For intrinsics that don't have a directly corresponding (unpredicated) LLVM IR instruction, is there still a way to use this information in SelectionDAG?

Truth be told I'm not entire sure how this will play out. I'm not sure whether it's better to use the information within the IR as I'm doing in this patch or whether this should be used solely when lowering IR to DAG. So it's really an experiment to see what sticks while proving a route to fix some of the issues we've already observed with how we represent the X forms.

Predicated->unpredicted aside another use for encoding undefiness is that it helps with things the FMAs where we can use FMAD if that better suits register allocation much like we do for stock IR.

the select instruction itself has strict rules relating to poison that hampered the intent of this change

For my understanding, can you elaborate what these strict rules regarding poison are that hamper such a change, and what it was that you tried?

The LangRef states the transformation "select P, A, undef ==> A" is only valid when you can prove the inactive lanes of "A" do not contain poison. I'm unsure if this is a true blocker or a mere inconvenience because to maintain the maximum amount of information we likely don't want to remove the selects anyway. I went down this path by creating an SVE undef intrinsic, which nothing knows about and thus will be left alone. The problem is that it massively polluted the IR and I was worried it'll make it harder to spot/implement the typical combines. For sure the existing combines will need to be changed because they'll not know to look through the new selects.

There is the option to change the clang builtin lowering to provide finer control over which builtins emit these selects, but that just means more changes (updates to existing instcombines) each time we decide a builtin is worth the extra select.
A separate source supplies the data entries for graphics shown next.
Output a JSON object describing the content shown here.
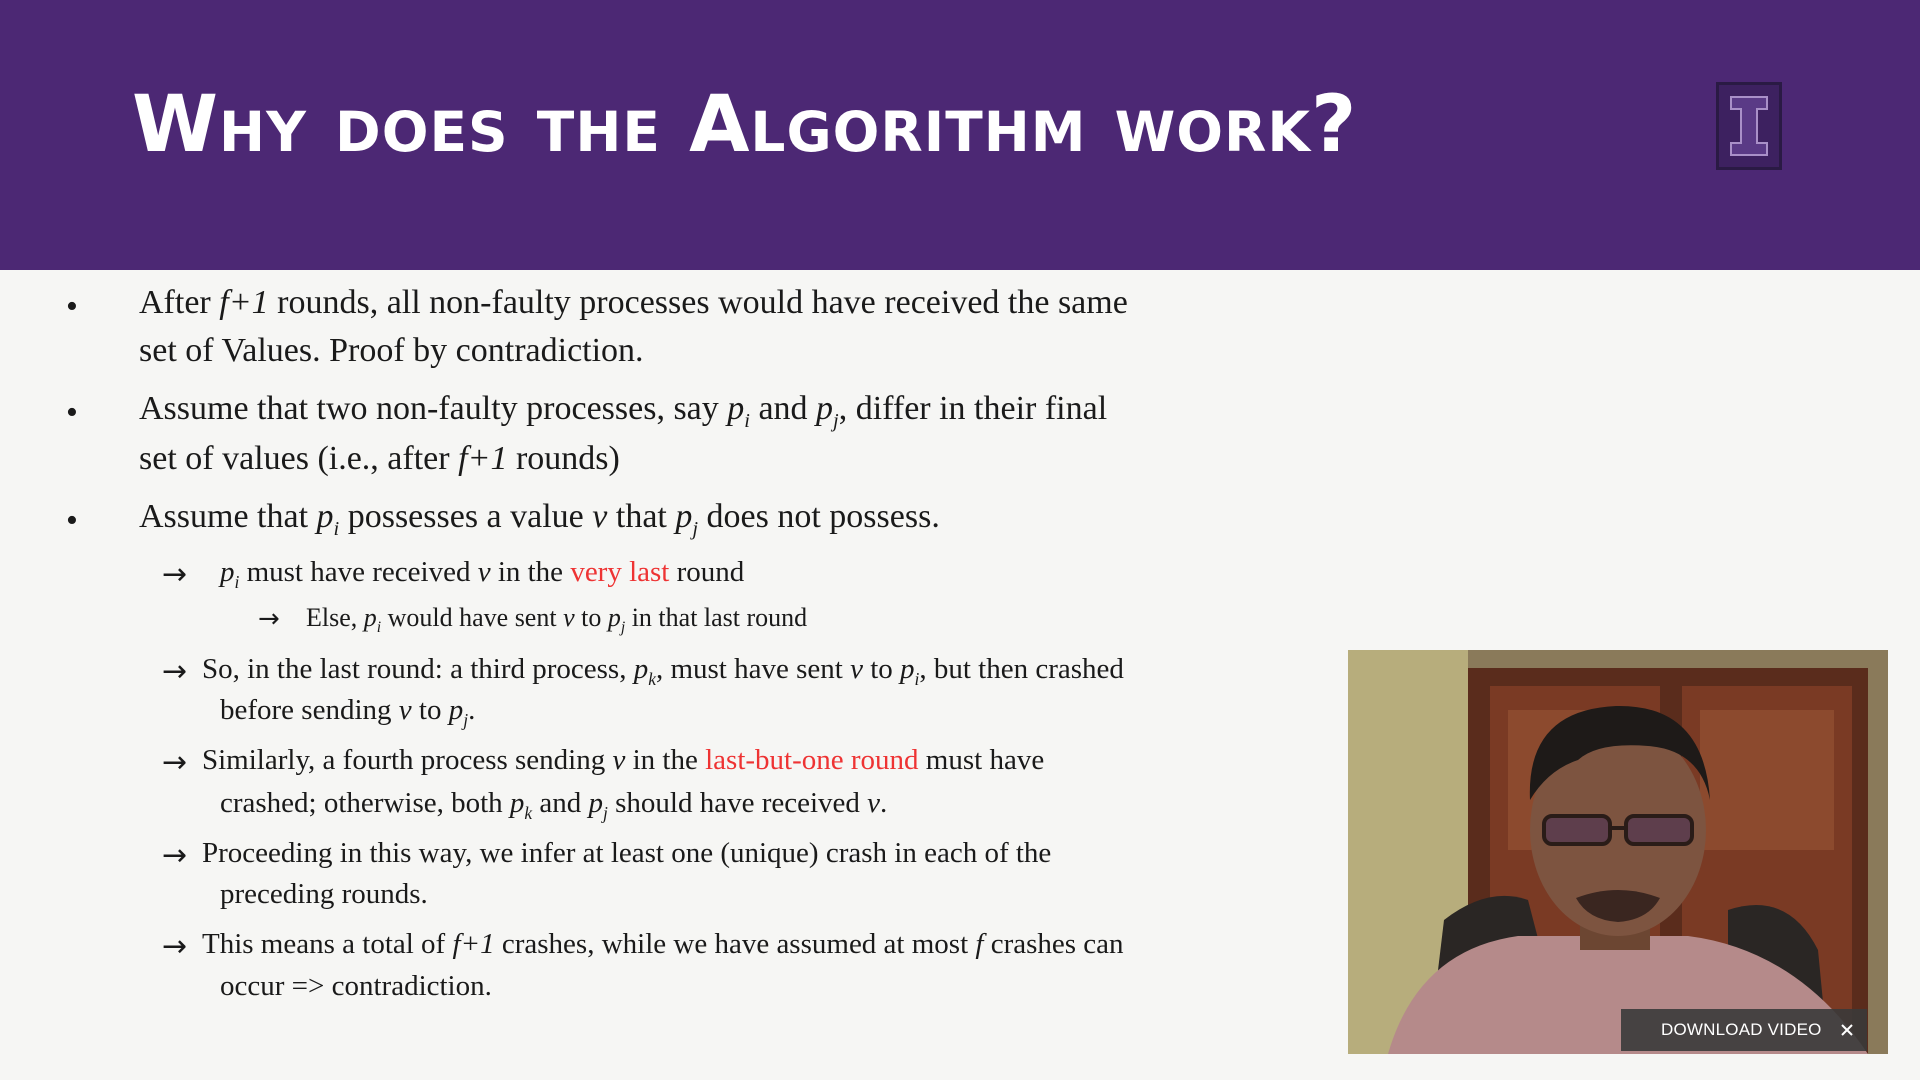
{
  "slide": {
    "title": "Why does the Algorithm work?",
    "logo_letter": "I",
    "bullets": [
      {
        "lines": [
          [
            "After ",
            {
              "i": "f+1"
            },
            " rounds, all non-faulty processes would have received the same"
          ],
          [
            "set of Values. Proof by contradiction."
          ]
        ]
      },
      {
        "lines": [
          [
            "Assume that two non-faulty processes, say ",
            {
              "i": "p",
              "sub": "i"
            },
            " and ",
            {
              "i": "p",
              "sub": "j"
            },
            ", differ in their final"
          ],
          [
            "set of values (i.e., after ",
            {
              "i": "f+1"
            },
            " rounds)"
          ]
        ]
      },
      {
        "lines": [
          [
            "Assume that ",
            {
              "i": "p",
              "sub": "i"
            },
            " possesses a value ",
            {
              "i": "v"
            },
            " that ",
            {
              "i": "p",
              "sub": "j"
            },
            " does not possess."
          ]
        ]
      }
    ],
    "sub_points": [
      {
        "lines": [
          [
            {
              "i": "p",
              "sub": "i"
            },
            "  must have received ",
            {
              "i": "v"
            },
            " in the ",
            {
              "red": "very last"
            },
            " round"
          ]
        ]
      },
      {
        "lines": [
          [
            "Else, ",
            {
              "i": "p",
              "sub": "i"
            },
            " would have sent ",
            {
              "i": "v"
            },
            " to ",
            {
              "i": "p",
              "sub": "j"
            },
            " in that last round"
          ]
        ]
      },
      {
        "lines": [
          [
            "So, in the last round: a third process, ",
            {
              "i": "p",
              "sub": "k"
            },
            ", must have sent ",
            {
              "i": "v"
            },
            " to ",
            {
              "i": "p",
              "sub": "i"
            },
            ", but then crashed"
          ],
          [
            "before sending ",
            {
              "i": "v"
            },
            " to ",
            {
              "i": "p",
              "sub": "j"
            },
            "."
          ]
        ]
      },
      {
        "lines": [
          [
            "Similarly, a fourth process sending ",
            {
              "i": "v"
            },
            " in the ",
            {
              "red": "last-but-one round"
            },
            " must have"
          ],
          [
            "crashed; otherwise, both ",
            {
              "i": "p",
              "sub": "k"
            },
            " and ",
            {
              "i": "p",
              "sub": "j"
            },
            " should have received ",
            {
              "i": "v"
            },
            "."
          ]
        ]
      },
      {
        "lines": [
          [
            "Proceeding in this way, we infer at least one (unique) crash in each of the"
          ],
          [
            "preceding rounds."
          ]
        ]
      },
      {
        "lines": [
          [
            "This means a total of ",
            {
              "i": "f+1"
            },
            " crashes, while we have assumed at most ",
            {
              "i": "f"
            },
            " crashes can"
          ],
          [
            "occur => contradiction."
          ]
        ]
      }
    ]
  },
  "video_overlay": {
    "download_label": "DOWNLOAD VIDEO",
    "close_icon": "close-icon"
  },
  "colors": {
    "header_bg": "#4c2874",
    "highlight": "#ee3333"
  }
}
I'll keep experimenting but as I mention within the in code comment, the likely best solution is to have dedicate intrinsics with this being the least intrusive hack.

Perhaps the key word there is "hack" :) I'll investigate the dedicate intrinsics route because perhaps we only require a handful to get the majority of the benefit.

paulwalker-arm planned changes to this revision.Jan 11 2023, 5:30 PM

Just a heads up that I'm likely to abandon this patch because as predicted implementing dedicated intrinsics is looking like the better design and most all the code generation plumbing is already present and so even the implementation is minimal.

paulwalker-arm abandoned this revision.Feb 6 2023, 6:55 AM

D141939 turned out to be the better approach.